There’s Nothing Worse Than An Uneven Tan Line, Except Maybe The Clap

14 08 2012

You’re in my sun.


We Swam With The Fishes

1 07 2010

While cleaning out some drawers in the kitchen, Stego found the waterproof disposable camera he and Nessie had brought along on their vacation to the Bahamas a couple years ago.  Apparently they had forgotten to get the pictures developed when they returned from Nassau, and the camera had been collecting dust ever since.  Stego was pretty sure the pictures were just from snorkeling and hanging out on the beach, but Nessie wasn’t so sure.  Many rum punches had been consumed that week.  Maybe the camera was better off back in the drawer.

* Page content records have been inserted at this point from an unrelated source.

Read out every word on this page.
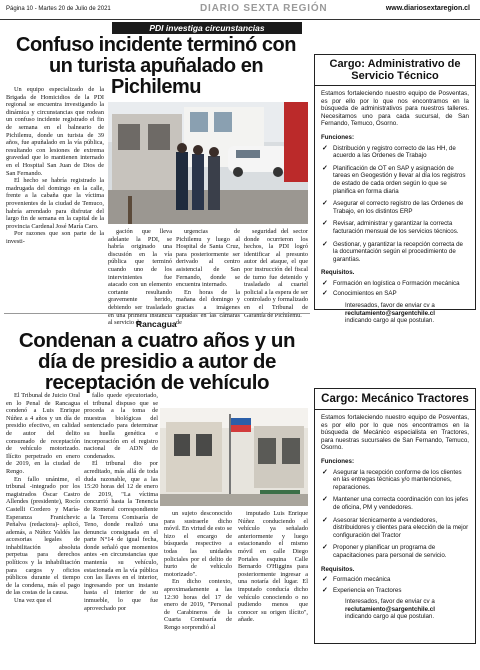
Página 10 - Martes 20 de Julio de 2021	DIARIO SEXTA REGIÓN	www.diariosextaregion.cl
PDI investiga circunstancias
Confuso incidente terminó con un turista apuñalado en Pichilemu

Un equipo especializado de la Brigada de Homicidios de la PDI regional se encuentra investigando la dinámica y circunstancias que rodean un confuso incidente registrado el fin de semana en el balneario de Pichilemu, donde un turista de 39 años, fue apuñalado en la vía pública, resultando con lesiones de extrema gravedad que lo mantienen internado en el Hospital San Juan de Dios de San Fernando.

El hecho se habría registrado la madrugada del domingo en la calle, frente a la cabaña que la víctima provenientes de la ciudad de Temuco, habría arrendado para disfrutar del largo fin de semana en la capital de la provincia Cardenal José María Caro.

Por razones que son parte de la investi-

gación que lleva adelante la PDI, se habría originado una discusión en la vía pública que terminó cuando uno de los intervinientes fue atacado con un elemento cortante resultando gravemente herido, debiendo ser trasladado en una primera instancia al servicio de

urgencias de Pichilemu y luego al Hospital de Santa Cruz, para posteriormente ser derivado al centro asistencial de San Fernando, donde se encuentra internado.

En horas de la mañana del domingo y gracias a imágenes captadas en las cámaras de

seguridad del sector donde ocurrieron los hechos, la PDI logró identificar al presunto autor del ataque, el que por instrucción del fiscal de turno fue detenido y trasladado al cuartel policial a la espera de ser controlado y formalizado en el Tribunal de Garantía de Pichilemu.

Rancagua
Condenan a cuatro años y un día de presidio a autor de receptación de vehículo

El Tribunal de Juicio Oral en lo Penal de Rancagua condenó a Luis Enrique Núñez a 4 años y un día de presidio efectivo, en calidad de autor del delito consumado de receptación de vehículo motorizado. Ilícito perpetrado en enero de 2019, en la ciudad de Rengo.

En fallo unánime, el tribunal -integrado por los magistrados Óscar Castro Allendes (presidente), Rocío Castelli Cordero y María-Esperanza Franichevic Peñalva (redactora)- aplicó, además, a Núñez Valdés las accesorias legales de inhabilitación absoluta perpetua para derechos políticos y la inhabilitación para cargos y oficios públicos durante el tiempo de la condena, más el pago de las costas de la causa.

Una vez que el

fallo quede ejecutoriado, el tribunal dispuso que se proceda a la toma de muestras biológicas del sentenciado para determinar su huella genética e incorporación en el registro nacional de ADN de condenados.

El tribunal dio por acreditado, más allá de toda duda razonable, que a las 15:20 horas del 12 de enero de 2019, "La víctima concurrió hasta la Tenencia de Romeral correspondiente a la Tercera Comisaría de Teno, donde realizó una denuncia consignada en el parte N°14 de igual fecha, donde señaló que momentos antes -en circunstancias que mantenía su vehículo, estacionada en la vía pública con las llaves en el interior, ingresando por un instante hasta el interior de su inmueble, lo que fue aprovechado por

un sujeto desconocido para sustraerle dicho móvil. En virtud de esto se hizo el encargo de búsqueda respectivo a todas las unidades policiales por el delito de hurto de vehículo motorizado".

En dicho contexto, aproximadamente a las 12:30 horas del 17 de enero de 2019, "Personal de Carabineros de la Cuarta Comisaría de Rengo sorprendió al

imputado Luis Enrique Núñez conduciendo el vehículo ya señalado anteriormente y luego estacionando el mismo móvil en calle Diego Portales esquina Calle Bernardo O'Higgins para posteriormente ingresar a una notaría del lugar. El imputado conducía dicho vehículo conociendo o no pudiendo menos que conocer su origen ilícito", añade.

Cargo: Administrativo de Servicio Técnico
Estamos fortaleciendo nuestro equipo de Posventas, es por ello por lo que nos encontramos en la búsqueda de administrativos para nuestros talleres. Necesitamos uno para cada sucursal, de San Fernando, Temuco, Osorno.
Funciones:
✓ Distribución y registro correcto de las HH, de acuerdo a las Ordenes de Trabajo
✓ Planificación de OT en SAP y asignación de tareas en Geogestión y llevar al día los registros de estado de cada orden según lo que se planifica en forma diaria
✓ Asegurar el correcto registro de las Ordenes de Trabajo, en los distintos ERP
✓ Revisar, administrar y garantizar la correcta facturación mensual de los servicios técnicos.
✓ Gestionar, y garantizar la recepción correcta de la documentación según el procedimiento de garantías.
Requisitos.
✓ Formación en logística o Formación mecánica
✓ Conocimientos en SAP
Interesados, favor de enviar cv a
reclutamiento@sargentchile.cl
indicando cargo al que postulan.
Cargo: Mecánico Tractores
Estamos fortaleciendo nuestro equipo de Posventas, es por ello por lo que nos encontramos en la búsqueda de Mecánico especialista en Tractores, para nuestras sucursales de San Fernando, Temuco, Osorno.
Funciones:
✓ Asegurar la recepción conforme de los clientes en las entregas técnicas y/o mantenciones, reparaciones.
✓ Mantener una correcta coordinación con los jefes de oficina, PM y vendedores.
✓ Asesorar técnicamente a vendedores, distribuidores y clientes para elección de la mejor configuración del Tractor
✓ Proponer y planificar un programa de capacitaciones para personal de servicio.
Requisitos.
✓ Formación mecánica
✓ Experiencia en Tractores
Interesados, favor de enviar cv a
reclutamiento@sargentchile.cl
indicando cargo al que postulan.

Class In Session With Professor Nessie

28 02 2010

Please, please, everybody, I am trying to teach you the finer points of scotch tasting, and I would appreciate if you would pay at least a little attention.  You are not going to learn how to detect the subtle peat aromas or the difference in clarity that triple distilling makes if you keep drinking the shots in one gulp.  Please sip gently and note how the different scotches activate different taste buds on various areas of the tongue.  Can you smell that the Islay malts have a much smokier flavor than do the Highlands or the Skyes?  Excuse me, you in the back, did you just order a Jager bomb?  For pete’s sake, I knew this was a bad idea.  I just can’t teach good taste to you uncultured cretins.

May The Force Be With You

7 02 2010

Look, you cannot use the excuse that Ewan McGregor is in it, and you’re both Scottish, and you have to stick with your countrymen, blah, blah, blah.  I don’t love Kylie Minogue just because I’m Australian, do I?  Just admit it.  You’re a huge dork and you love Star Wars, even the crappy new movies.

Poker Night

2 02 2010

Most of the guys had never heard of any of the poker games Tim wanted to play.  “Smack the Bishop”?  “Chase The Lady ‘Round The Ol’ Oak Tree”?  “Fishes Wild?”  Whatever happened to good old Texas Hold’em or five card stud?  Unfortunately, Tim was the only one of them who had a poker set and a big enough apartment for them to all get together in, so they had to play what he wanted, even if everybody was convinced he just made the games up as he went along.

Locked Out (Again)

12 01 2010

The problem wasn’t that Nessie had forgotten his keys (again).  The problem was that Alistair, Nessie’s roommate, was such a sound sleeper.  Usually, this was a good thing, because Alistair could sleep through Nessie’s alarm clock (Nessie hit the snooze button at least four times every morning), and he didn’t mind when the TV was on late at night.  However, in times like these, when Alistair wasn’t responding to the constant pounding on the door or the ring of his cell phone, Nessie would have gladly traded him for a less well-rested roommate.  It looked like Nessie was going to have to sleep in the hallway (again).

The Library Is No Place For This Sort Of Thing

2 12 2009

Dear me, this is appalling. Any child wandering around the library could just pick up this book and see all these inappropriate pictures. I’m going to report this to the neighborhood parents’ association.  Hmm…  I better just take this home to make sure nobody else is exposed to this smut.